Google says it plans to let the U.S. government examine a miniscule snippet of its stockpile of indexed Web sites.
The company was ordered to do just that on March 17 by U.S. District Court Judge James Ware.
Ware has given Google, based in Mountain View, Calif., until April 3 to hand over a randomly generated selection of about 50,000 Web sites that could be included in its search results.
The government plans to use the sites as raw material to test Internet filters.
Google attorney Nicole Wong, writing for the Google blog, said the company plans to comply with Wares order. She didnt indicate exactly when Google would produce the list of Web sites.
In the March 17 decision, Ware did not grant the governments additional request for a random sampling of 5,000 of search terms that Google consumers entered.
The judge wrote in the 21-page order that he was persuaded by the governments decision to significantly reduce the amount of data it wanted from Google. At one point, the department had requested what amounted to billions of Web sites, and millions of search key words.
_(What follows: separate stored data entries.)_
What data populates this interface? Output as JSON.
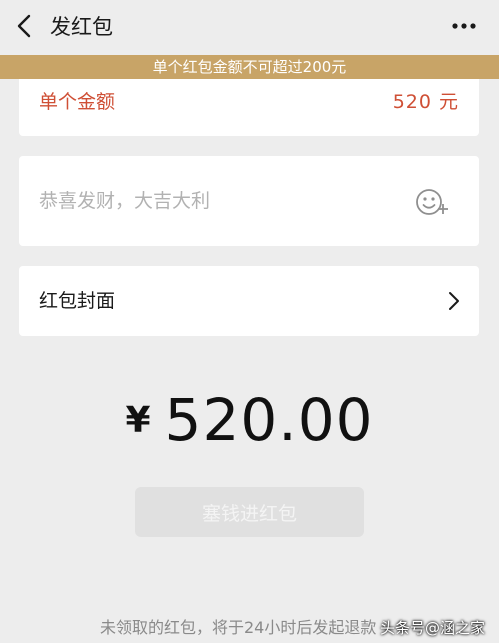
{
  "nav": {
    "title": "发红包",
    "back_icon": "chevron-left-icon",
    "more_icon": "more-dots-icon"
  },
  "notice": {
    "text": "单个红包金额不可超过200元",
    "background": "#c8a467"
  },
  "amount": {
    "label": "单个金额",
    "value": "520 元",
    "color": "#cf4f35"
  },
  "greeting": {
    "placeholder": "恭喜发财，大吉大利",
    "value": "",
    "emoji_icon": "emoji-add-icon"
  },
  "cover": {
    "label": "红包封面",
    "chevron_icon": "chevron-right-icon"
  },
  "total": {
    "symbol": "¥",
    "value": "520.00"
  },
  "submit": {
    "label": "塞钱进红包"
  },
  "footer": {
    "note": "未领取的红包，将于24小时后发起退款"
  },
  "watermark": {
    "text": "头条号@涵之家"
  }
}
“The Courts concerns … have been mitigated by the reduced scope [of] the governments present request,” Ware wrote.
The ruling serves to further sort out the balance between the duties of law enforcement and a search engines right to protect trade secrets and customer privacy, he wrote.
Wares decision and Googles decision to comply, some legal experts said, makes it easier for government entities to monitor Americas search habits. Privacy rights advocates are disturbed because of the personal details an Internet search session usually reveals.
Reaction to Wares decision is mixed. But a majority of those reached for comment said its a stepping stone for even larger and more far-reaching requests by the government and others for search engine customer data.
Judge Ware seems to have dodged that question for now. His ruling, he wrote, does not address “concerns articulated about the appropriateness of the governments use of courts subpoena power to gather and collect information about what individuals search the Internet for.”
But some said they believe search engines may ultimately have to rewrite their privacy policies as a result.
Another question raised is how long Internet search engines can truly protect customers from “government snooping,” said Andrew W. Klungness, an Internet and e-commerce law specialist at the law firm Bryan Cave, based in Los Angeles.
As for search consumers, the case has made clear that there is a permanent record of their online activity held by companies that may or may not have their best interests at heart, and some once-freewheeling searchers now plan to limit themselves.
“I wonder how many people might draw the analogy between the DOJs and the Chinese governments efforts to control, monitor or know what you are doing on the internet?” wrote an eWEEK.com reader, screen-named MPBishton. “Congress censured one of them. Will they censure the other?”
“These companies dont even care about their own privacy, why should they care about their users,” wrote another eWEEK.com reader, screen-named Cbaap.
In his comments from the bench a few days ago, Justice Ware spoke of trying to fight this very perception that search terms are “all subject to government scrutiny.”
Wares decision ends a few acrimonious months of litigation that helped expose a deep rift separating Google from the government and Googles competitors.
Originally, the Department of Justice asked leading search engines Google, Yahoo, Microsofts MSN, and America Onlines AOL for several months worth of key words and search results. Google refused, prompting the court action.
But the other three complied, stating that they could do so and still protect their customers privacy.
A furor erupted over whether the search engines had violated their users privacy after news broke of the requests. Aside from sparking a loud public debate, the issue also gave rise to a proposed law that seeks to solve the problem by forcing search engines to periodically erase some forms of customer data.
Editors Note: This story was updated to include more details from the ruling, and additional comment from Google.